A Texas appellate court held that an insurance carrier’s timely payment of an appraisal award barred a policyholder’s recovery for breach of contract and extra-contractual claims even where the policyholder refused to accept the award. National Security Fire & Casualty Company v. Hurst, 2017 WL 2258243 (Tex.App.—Hous. [14th Dist.] May 23, 2017).

The insured submitted a claim for wind damage. Payment was made and accepted, but no repairs were made. The insured sued the carrier asserting claims for breach of contract, bad faith, violations of Chapters 541 and 542 of the Texas Insurance Code, and violations of the Texas Deceptive Trade Practices Act. The insured invoked appraisal and an award was issued by a court-appointed umpire. The carrier then paid the award, less amounts previously paid, but instructed the insured to hold the money in trust until a release had been executed. The insured never cashed the appraisal check and continued to pursue litigation against the carrier. Ultimately, trial was held and the jury found in favor of the insured on all counts and a verdict was rendered for a greater amount.

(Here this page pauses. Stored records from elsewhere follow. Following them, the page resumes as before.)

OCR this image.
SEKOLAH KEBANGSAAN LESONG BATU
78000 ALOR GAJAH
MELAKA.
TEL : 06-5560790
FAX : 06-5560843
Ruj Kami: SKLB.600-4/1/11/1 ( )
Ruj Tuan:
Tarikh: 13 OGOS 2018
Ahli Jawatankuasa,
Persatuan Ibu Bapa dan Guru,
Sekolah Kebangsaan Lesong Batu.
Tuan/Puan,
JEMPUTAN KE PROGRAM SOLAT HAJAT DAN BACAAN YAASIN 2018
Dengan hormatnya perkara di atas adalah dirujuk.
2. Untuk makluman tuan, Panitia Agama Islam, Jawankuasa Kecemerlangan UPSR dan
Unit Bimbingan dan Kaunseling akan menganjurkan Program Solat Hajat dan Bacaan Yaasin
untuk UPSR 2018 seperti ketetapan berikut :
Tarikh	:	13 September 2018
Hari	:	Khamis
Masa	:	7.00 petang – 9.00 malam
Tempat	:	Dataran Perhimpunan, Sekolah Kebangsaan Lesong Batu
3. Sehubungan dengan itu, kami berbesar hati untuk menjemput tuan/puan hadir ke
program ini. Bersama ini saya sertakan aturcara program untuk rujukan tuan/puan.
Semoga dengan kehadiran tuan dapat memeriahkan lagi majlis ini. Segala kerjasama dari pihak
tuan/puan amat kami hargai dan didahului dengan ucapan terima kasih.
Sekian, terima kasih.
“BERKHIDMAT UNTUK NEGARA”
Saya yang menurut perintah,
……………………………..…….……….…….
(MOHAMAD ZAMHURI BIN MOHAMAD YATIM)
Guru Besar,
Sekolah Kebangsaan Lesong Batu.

On appeal, the carrier contended its payment of the appraisal award should have precluded recovery. The insured argued that, because he never accepted the appraisal award, he could not be estopped from pursuing his contractual and extra-contractual claims. The appellate court ruled in favor of the carrier, holding that because the insurer’s payment complied with the terms of the policy, there could be no breach. The court recognized that the carrier’s request for a release in exchange for payment of the award did not change the fact that the carrier still remitted the full payment required under the contract. The court further noted that because the claim was timely paid, the insured’s claims under Chapter 542 failed. Moreover, because the insured could not prove injury independent from loss of policy benefits, the insured’s remaining claims were likewise foreclosed. This decision reflects a continuing trend among Texas state courts to hold that an insurance carrier’s timely payment of an appraisal award can preclude both contractual and extra-contractual claims.